Dynamodb-Specific Remediation in Adonisjs — concrete code fixes
To prevent memory leaks when using DynamoDB in AdonisJS, focus on proper client lifecycle, paginator consumption, and avoiding accumulation of large datasets in memory. Below are concrete, realistic code examples.
1. Use a request-scoped DynamoDB client and close paginators
Ensure the DynamoDB client is created per request or properly reused, and always drain async iterators returned by paginators.
// start services/dynamodb.js
const { DynamoDB } = require('@aws-sdk/client-dynamodb');
const { DynamoDBDocumentClient } = require('@aws-sdk/lib-dynamodb');
class DynamoDBService {
constructor() {
// Singleton client at module level is acceptable if configured safely
this.client = new DynamoDB({});
this.docClient = DynamoDBDocumentClient.from(this.client);
}
async scanWithConsumption(tableName) {
let lastEvaluatedKey;
const allItems = [];
do {
const input = { TableName: tableName, ExclusiveStartKey: lastEvaluatedKey };
// Consume each page fully to avoid retained internal buffers
const page = await this.docClient.send(new ScanCommand(input));
allItems.push(...(page.Items || []));
lastEvaluatedKey = page.LastEvaluatedKey;
} while (lastEvaluatedKey);
return allItems;
}
}
module.exports = new DynamoDBService();
2. Stream and close async iterators for queries and scans
When using paginators, consume results fully and avoid storing entire pages in long-lived variables. If you only need to process items, stream and release each page promptly.
// In a controller or job
const { DynamoDBDocumentClient, ScanCommand } = require('./dynamodb'); // service above
async function processItems() {
const service = container.use('DynamoDBService');
let lastKey;
do {
const command = new ScanCommand({ TableName: 'MyTable', ExclusiveStartKey: lastKey });
const paginator = service.docClient.send(command);
// Explicitly iterate to ensure buffers are released
for await (const item of paginator) {
await handleItem(item); // process item
}
// After loop, paginator resources are released when iteration completes
lastKey = undefined; // ensure we don't reuse stale keys
} while (false); // controlled by your pagination logic
}
3. Avoid accumulating large datasets in memory
Instead of collecting all items into an array, process items incrementally. If you must collect, enforce limits and release references when done.

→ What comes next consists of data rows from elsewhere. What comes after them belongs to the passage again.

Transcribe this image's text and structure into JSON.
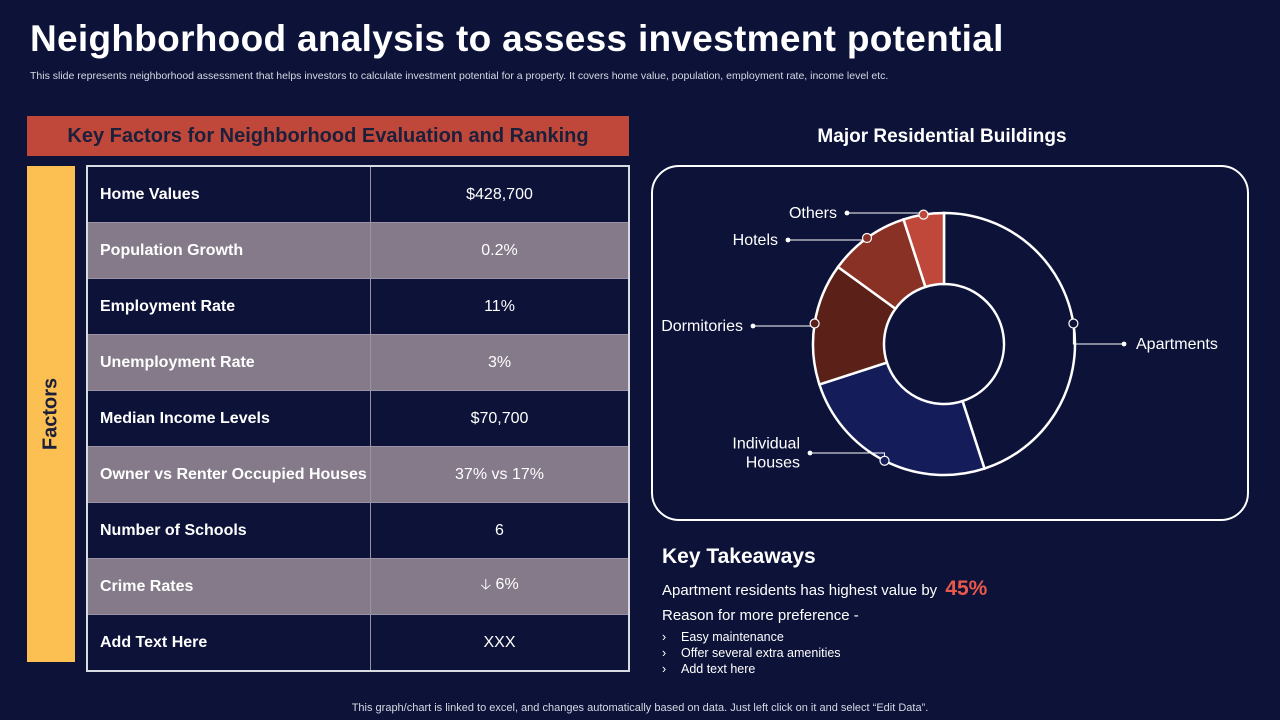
{
  "header": {
    "title": "Neighborhood analysis to assess investment potential",
    "subtitle": "This slide represents neighborhood assessment that helps investors to calculate investment potential for a property.  It covers home value, population, employment rate, income level etc."
  },
  "factors_section": {
    "header": "Key Factors for Neighborhood Evaluation and Ranking",
    "side_label": "Factors",
    "rows": [
      {
        "label": "Home Values",
        "value": "$428,700"
      },
      {
        "label": "Population Growth",
        "value": "0.2%"
      },
      {
        "label": "Employment Rate",
        "value": "11%"
      },
      {
        "label": "Unemployment Rate",
        "value": "3%"
      },
      {
        "label": "Median Income Levels",
        "value": "$70,700"
      },
      {
        "label": "Owner vs Renter Occupied Houses",
        "value": "37% vs 17%"
      },
      {
        "label": "Number of Schools",
        "value": "6"
      },
      {
        "label": "Crime Rates",
        "value": "6%",
        "icon": "arrow-down-icon",
        "icon_glyph": "🡣"
      },
      {
        "label": "Add Text Here",
        "value": "XXX"
      }
    ]
  },
  "chart_data": {
    "type": "pie",
    "title": "Major Residential Buildings",
    "variant": "donut",
    "categories": [
      "Apartments",
      "Individual Houses",
      "Dormitories",
      "Hotels",
      "Others"
    ],
    "label_lines": [
      [
        "Apartments"
      ],
      [
        "Individual",
        "Houses"
      ],
      [
        "Dormitories"
      ],
      [
        "Hotels"
      ],
      [
        "Others"
      ]
    ],
    "values": [
      45,
      25,
      15,
      10,
      5
    ],
    "colors": [
      "#0c1238",
      "#141c5a",
      "#5b2119",
      "#8a3125",
      "#c0483a"
    ]
  },
  "takeaways": {
    "title": "Key Takeaways",
    "highlight_text": "Apartment residents has highest value by",
    "highlight_value": "45%",
    "reason": "Reason for more preference -",
    "items": [
      "Easy maintenance",
      "Offer  several  extra amenities",
      "Add text here"
    ],
    "bullet": "›"
  },
  "footer": "This graph/chart is linked to excel,  and changes automatically based on data. Just left click on it and select “Edit Data”."
}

async function fetchLimitedItems(tableName, limit = 100) {
const items = [];
const command = new ScanCommand({ TableName, Limit: limit });
const response = await container.use('DynamoDBService').docClient.send(command);
items.push(...(response.Items || []));
// Ensure no large retained references
const result = processItemsSafely(items);
items.length = 0; // release array content if no longer needed
return result;
}
4. Manage event listeners and provider lifecycle
If using Event emitters with DynamoDB operations, remove listeners when contexts end. In AdonisJS providers, clean up in the shutdown hook if needed.
// start providers/DynamoDBProvider.js
const Event = use('Event');
class DynamoDBProvider {
handleShutdown() {
Event.removeAllListeners('dynamodb:operation');
}
}
5. Use middleware to bound memory per request
In AdonisJS middleware, avoid storing large DynamoDB responses on the request object. If necessary, stream and transform incrementally.
// start/middleware/limitDynamoMemory.js
async function limitMemory({ request }, next) {
request.maxDynamoItems = 1000; // enforce sensible defaults
await next();
// No need to attach large payloads to request
}
By combining scoped clients, full paginator consumption, incremental processing, and careful listener management, you mitigate memory retention risks when AdonisJS interacts with DynamoDB. middleBrick’s scans can highlight unchecked scan operations or missing pagination constraints, supporting safer integration design.